Katrin Hamid und Kahlil Sepehrnia arbeiten seit mehreren Jahren gemeinsam für die LPW. Hamid ist Coach für berufliche Integration und individuelle Beratung und ihr Kollege Sepehrnia Koordinator der einzelnen Werkstätten. Auf dem Werkgelände von Naturin Viscofan unterstützt die LPW unterschiedlichste Menschen auf ihrem Weg in die Arbeitswelt. Es gibt eine große Holzwerkstatt, eine Fahrradwerkstatt, ein Grünpflegeteam und eine Kreativwerkstatt.

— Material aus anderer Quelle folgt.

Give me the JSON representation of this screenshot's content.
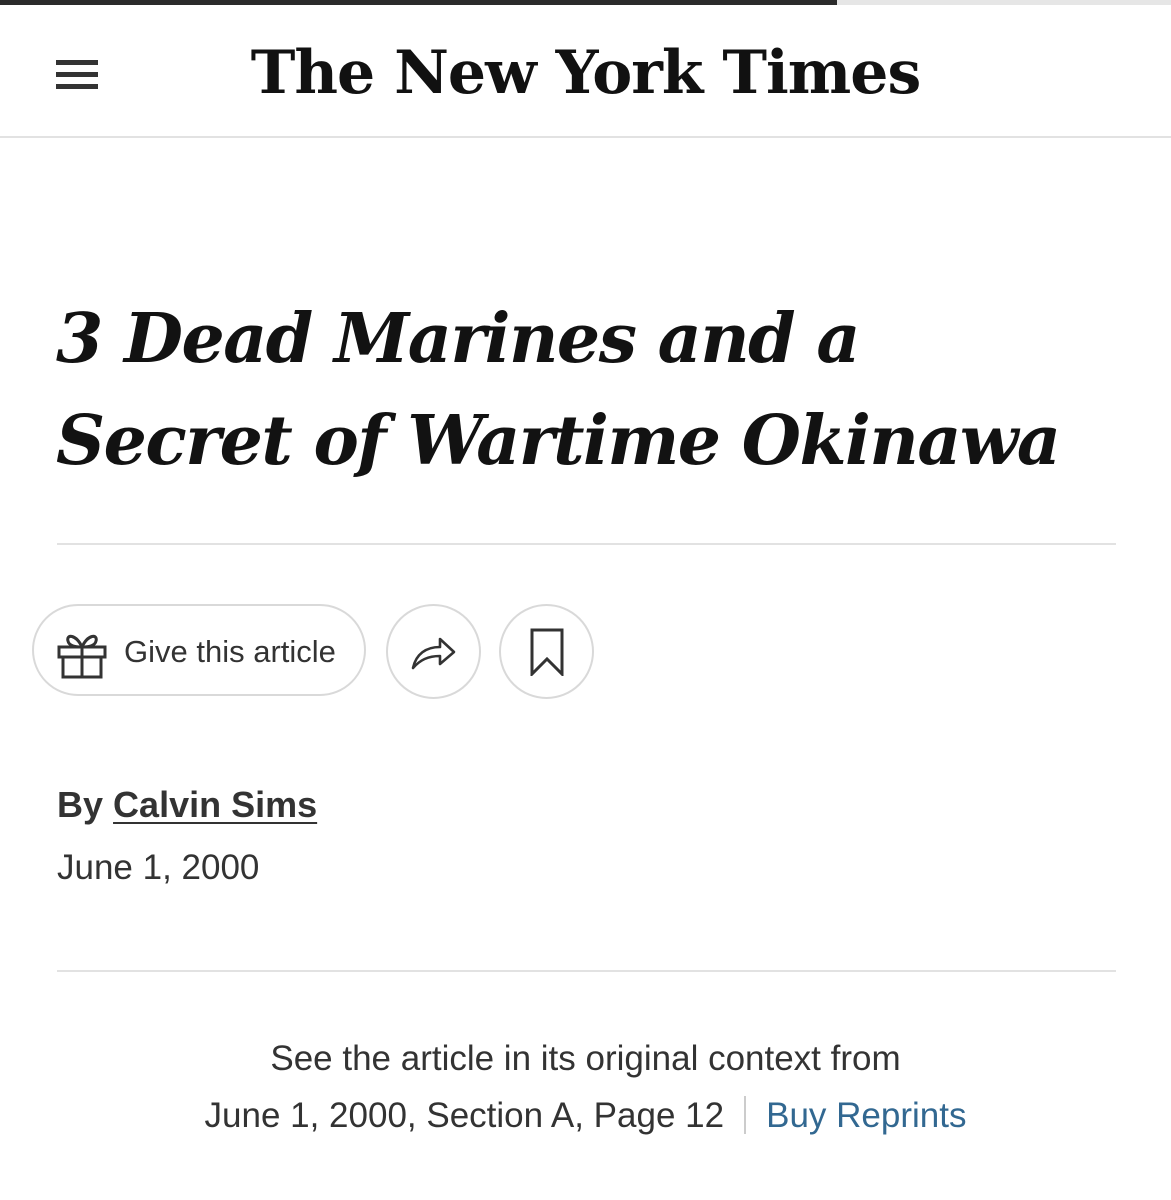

Die Räumlichkeiten sind alle mit Liebe eingerichtet und oftmals ist das Mobiliar oder die Dekorationen in den eigenen Werkstätten hergestellt worden. „Es ist uns wichtig, den Personen die zu uns kommen ein passendes Angebot zu machen und die notwendige Unterstützung zu geben“, erklärt Hamid. „Aber es geht auch darum, den Leuten für ein paar Stunden am Tag die Möglichkeit zu geben, ihre Ungewissheit und Traumata zu vergessen und ein Handwerk zu genießen. Es tut den Teilnehmern gut, an nichts anderes außerhalb der Werkstatt denken zu müssen“, beschreibt Sepehrnia die Arbeit mit den jungen Menschen.

Eine strukturierte Tagesordnung zu haben sei bei vielen Teilnehmern enorm wichtig und hilfreich. Die Beteiligten erhalten die Möglichkeit, an einem intensiven Sprachkurs teilzunehmen, ihre EDV-Kenntnisse aufzubessern und können sich auf eine Ausbildung und Integration in den Arbeitsmarkt vorbereiten. Denn auch einzelne Seminare zu „Leben in Deutschland“ werden angeboten. Um besonders für Frauen ein zielgerichtetes Angebot bereitstellen zu können, hat die LPW über die letzten Jahre neue Möglichkeiten entwickelt. „Wir haben festgestellt, dass es gerade für junge Frauen mit Kindern sehr schwer ist, eine Ausbildung oder einen Job zu finden. Es scheitert zum Beispiel am fehlenden Betreuungsangebot“, schildert Hamid, „daher mussten auch wir uns an der LPW etwas einfallen lassen. Seit diesem Jahr bieten wir nun eine Betreuungsmöglichkeit für die Kinder der Teilnehmer in unseren Räumlichkeiten an.“ Das Modulangebot befinde sich in einer kontinuierlichen Weiterentwicklung und unterstütze die Teilnehmer zusätzlich beim Schreiben der Bewerbungsunterlagen und mit der Vorbereitung auf Vorstellungsgespräche.

Die Lern-Praxis-Werkstatt ist ein Kooperationsprojekt der Stadt Weinheim und des Rhein-Neckar-Kreises und wird in Trägerschaft der Regionalen Jugendagentur Badische Bergstraße e.V. – Job Central durchgeführt.

Nach zweieinhalbjährigem Bestehen hat es die LPW geschafft, 123 Personen den Weg in die Arbeitswelt und die soziale Integration in die Gemeinschaft zu ebnen.

Mit wichtigen Aufgaben für die Allgemeinheit haben sich die jungen Werkstatt-Absolventen immer wieder in der Stadt Weinheim und Umgebung einen Namen gemacht. So auch mit der Anfertigung von den großen Nussknacker-Figuren für die Weihnachtsdekoration, die in diesem Jahr die Innenstadt erneut aufhübscht. Die LPW wird in ihrer Arbeit von vielen ehrenamtlichen Helfern unterstützt.